Considering seeking guidance from a chatbot? A recent study cautions that the responses provided may differ based on the perceived ethnicity of the user’s name.
A research paper from Stanford Law School reveals disparities in responses generated by chatbots such as OpenAI’s ChatGPT 4 and Google AI’s PaLM-2, depending on the racial and gender associations of the names used. For instance, a chatbot may recommend a salary of \(79,375 for a lawyer named Tamika, whereas the same role attributed to a name like Todd could result in a suggested salary of \)82,485.
The study underscores the potential risks associated with these biases, particularly as businesses integrate artificial intelligence into their daily interactions, both internally and externally through customer-facing chatbots.
The research, conducted recently, explored biases in AI chatbot advice across various scenarios to identify potential stereotypes in decision-making processes. The scenarios included inquiries about spending decisions for purchasing items like houses, bikes, and cars, predictions on chess match outcomes, election candidate success rates, athlete rankings, and salary recommendations for job candidates.
The findings indicated prevalent biases that disadvantaged Black individuals and women across most scenarios, except for assessments related to basketball player positions, which exhibited biases in favor of Black athletes.
The study suggests that AI models tend to reflect common stereotypes ingrained in the data they are trained on, influencing their recommendations.
In response to the findings, Tim Vandeborne, a teacher at Buckeye Career Center, highlighted a specific prompt presented to ChatGPT.

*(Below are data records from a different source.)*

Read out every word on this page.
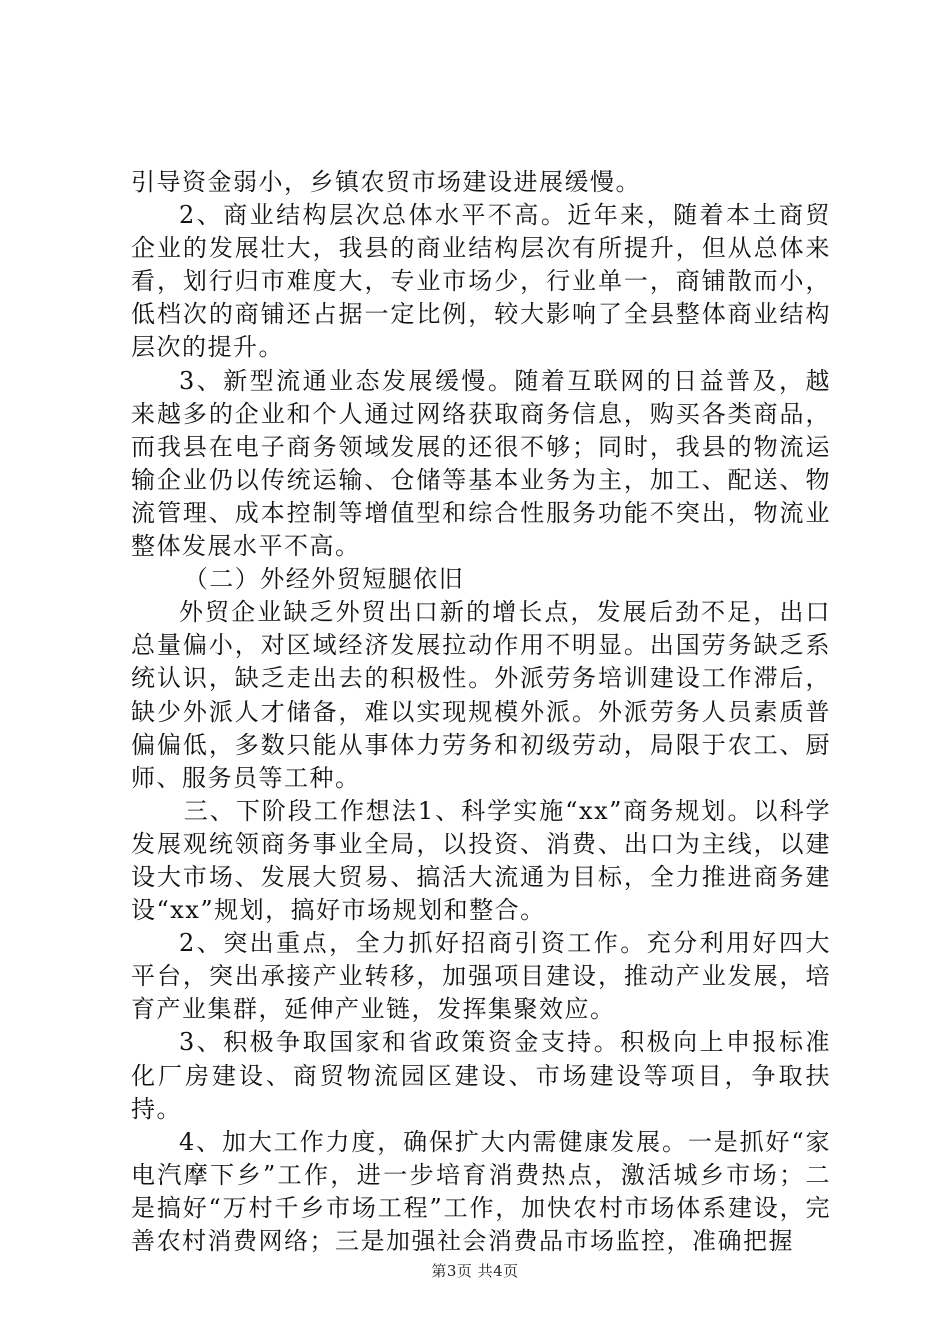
引导资金弱小，乡镇农贸市场建设进展缓慢。

2、商业结构层次总体水平不高。近年来，随着本土商贸企业的发展壮大，我县的商业结构层次有所提升，但从总体来看，划行归市难度大，专业市场少，行业单一，商铺散而小，低档次的商铺还占据一定比例，较大影响了全县整体商业结构层次的提升。

3、新型流通业态发展缓慢。随着互联网的日益普及，越来越多的企业和个人通过网络获取商务信息，购买各类商品，而我县在电子商务领域发展的还很不够；同时，我县的物流运输企业仍以传统运输、仓储等基本业务为主，加工、配送、物流管理、成本控制等增值型和综合性服务功能不突出，物流业整体发展水平不高。

（二）外经外贸短腿依旧

外贸企业缺乏外贸出口新的增长点，发展后劲不足，出口总量偏小，对区域经济发展拉动作用不明显。出国劳务缺乏系统认识，缺乏走出去的积极性。外派劳务培训建设工作滞后，缺少外派人才储备，难以实现规模外派。外派劳务人员素质普偏偏低，多数只能从事体力劳务和初级劳动，局限于农工、厨师、服务员等工种。

三、下阶段工作想法1、科学实施“xx”商务规划。以科学发展观统领商务事业全局，以投资、消费、出口为主线，以建设大市场、发展大贸易、搞活大流通为目标，全力推进商务建设“xx”规划，搞好市场规划和整合。

2、突出重点，全力抓好招商引资工作。充分利用好四大平台，突出承接产业转移，加强项目建设，推动产业发展，培育产业集群，延伸产业链，发挥集聚效应。

3、积极争取国家和省政策资金支持。积极向上申报标准化厂房建设、商贸物流园区建设、市场建设等项目，争取扶持。

4、加大工作力度，确保扩大内需健康发展。一是抓好“家电汽摩下乡”工作，进一步培育消费热点，激活城乡市场；二是搞好“万村千乡市场工程”工作，加快农村市场体系建设，完善农村消费网络；三是加强社会消费品市场监控，准确把握

第3页 共4页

The research paper emphasizes that this study differs from previous ones by employing an audit analysis approach to assess bias levels in societal domains like housing and employment.
Nyarko, a Stanford Law School professor and co-author of the study, mentioned that the research drew inspiration from past studies, including a notable 2003 investigation that revealed discrimination against Black-sounding names in hiring practices.

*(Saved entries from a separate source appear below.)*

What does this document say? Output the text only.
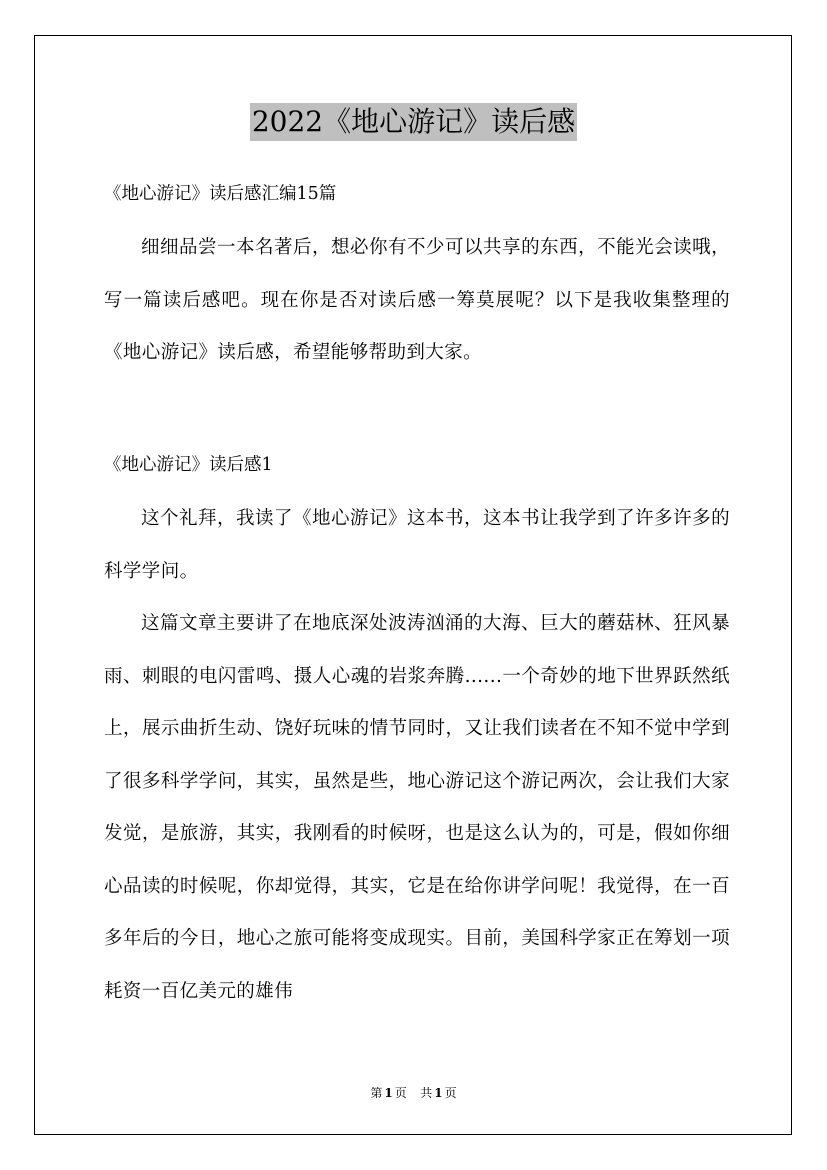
2022《地心游记》读后感
《地心游记》读后感汇编15篇
细细品尝一本名著后，想必你有不少可以共享的东西，不能光会读哦，写一篇读后感吧。现在你是否对读后感一筹莫展呢？以下是我收集整理的《地心游记》读后感，希望能够帮助到大家。
《地心游记》读后感1
这个礼拜，我读了《地心游记》这本书，这本书让我学到了许多许多的科学学问。
这篇文章主要讲了在地底深处波涛汹涌的大海、巨大的蘑菇林、狂风暴雨、刺眼的电闪雷鸣、摄人心魂的岩浆奔腾......一个奇妙的地下世界跃然纸上，展示曲折生动、饶好玩味的情节同时，又让我们读者在不知不觉中学到了很多科学学问，其实，虽然是些，地心游记这个游记两次，会让我们大家发觉，是旅游，其实，我刚看的时候呀，也是这么认为的，可是，假如你细心品读的时候呢，你却觉得，其实，它是在给你讲学问呢！我觉得，在一百多年后的今日，地心之旅可能将变成现实。目前，美国科学家正在筹划一项耗资一百亿美元的雄伟
第 1 页 共 1 页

During the AI study, researchers interacted with chatbots like OpenAI’s GPT-4, GPT-3.5, and Google AI’s PaLM-2, altering only the names referenced in the queries to evaluate the advice provided. The outcomes consistently disadvantaged names associated with racial minorities and women, with names linked to Black women receiving the least favorable recommendations.
The study identified biases that persisted across various prompt templates and AI models, indicating a systemic issue in the algorithms.

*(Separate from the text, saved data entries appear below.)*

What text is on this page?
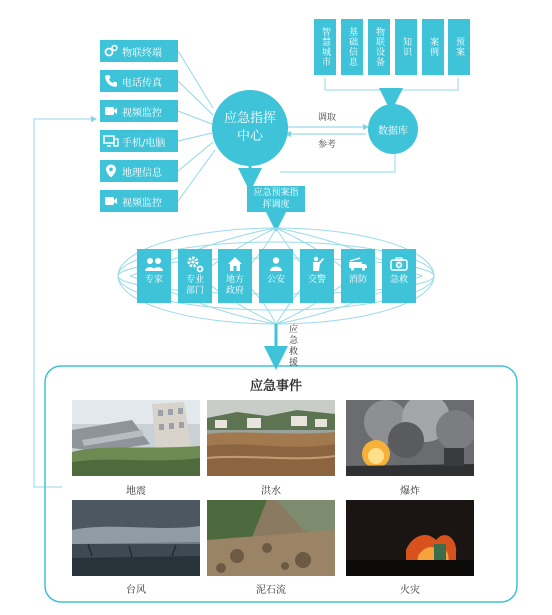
物联终端
电话传真
视频监控
手机/电脑
地理信息
视频监控
应急指挥中心
智慧城市 基础信息 物联设备 知识 案例 预案
数据库
调取
参考
应急预案指挥调度
专家	专业部门
地方政府
公安	交警	消防	急救
应急救援
应急事件
地震	洪水	爆炸
台风	泥石流	火灾
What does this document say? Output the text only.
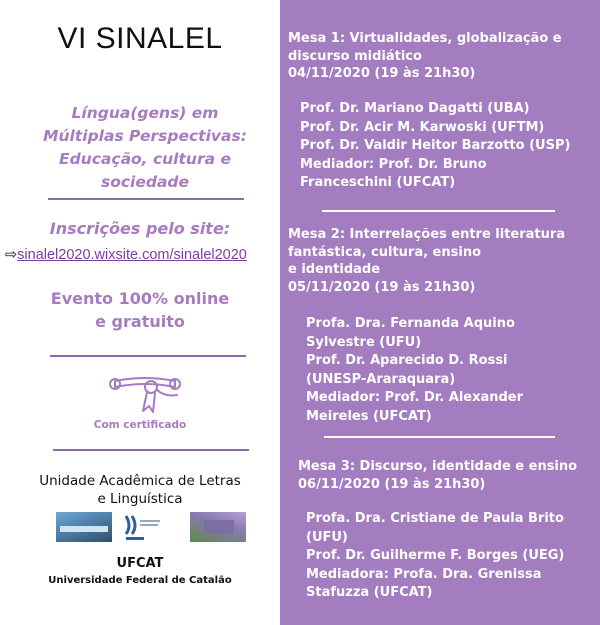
VI SINALEL
Língua(gens) em
Múltiplas Perspectivas:
Educação, cultura e
sociedade
Inscrições pelo site:
⇨sinalel2020.wixsite.com/sinalel2020
Evento 100% online
e gratuito
Com certificado
Unidade Acadêmica de Letras
e Linguística
UFCAT
Universidade Federal de Catalão
Mesa 1: Virtualidades, globalização e
discurso midiático
04/11/2020 (19 às 21h30)
Prof. Dr. Mariano Dagatti (UBA)
Prof. Dr. Acir M. Karwoski (UFTM)
Prof. Dr. Valdir Heitor Barzotto (USP)
Mediador: Prof. Dr. Bruno
Franceschini (UFCAT)
Mesa 2: Interrelações entre literatura
fantástica, cultura, ensino
e identidade
05/11/2020 (19 às 21h30)
Profa. Dra. Fernanda Aquino
Sylvestre (UFU)
Prof. Dr. Aparecido D. Rossi
(UNESP-Araraquara)
Mediador: Prof. Dr. Alexander
Meireles (UFCAT)
Mesa 3: Discurso, identidade e ensino
06/11/2020 (19 às 21h30)
Profa. Dra. Cristiane de Paula Brito
(UFU)
Prof. Dr. Guilherme F. Borges (UEG)
Mediadora: Profa. Dra. Grenissa
Stafuzza (UFCAT)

OpenAI acknowledged bias as a significant industry-wide concern and stated that its safety team is actively addressing this issue through model enhancements to minimize harmful outputs.
Nyarko emphasized that the initial step for AI companies is to acknowledge and test for these biases regularly.
While recognizing the argument that tailored advice may be warranted based on socio-economic factors, Nyarko suggested that awareness and mitigation strategies are essential to address undesirable biases in AI-generated recommendations.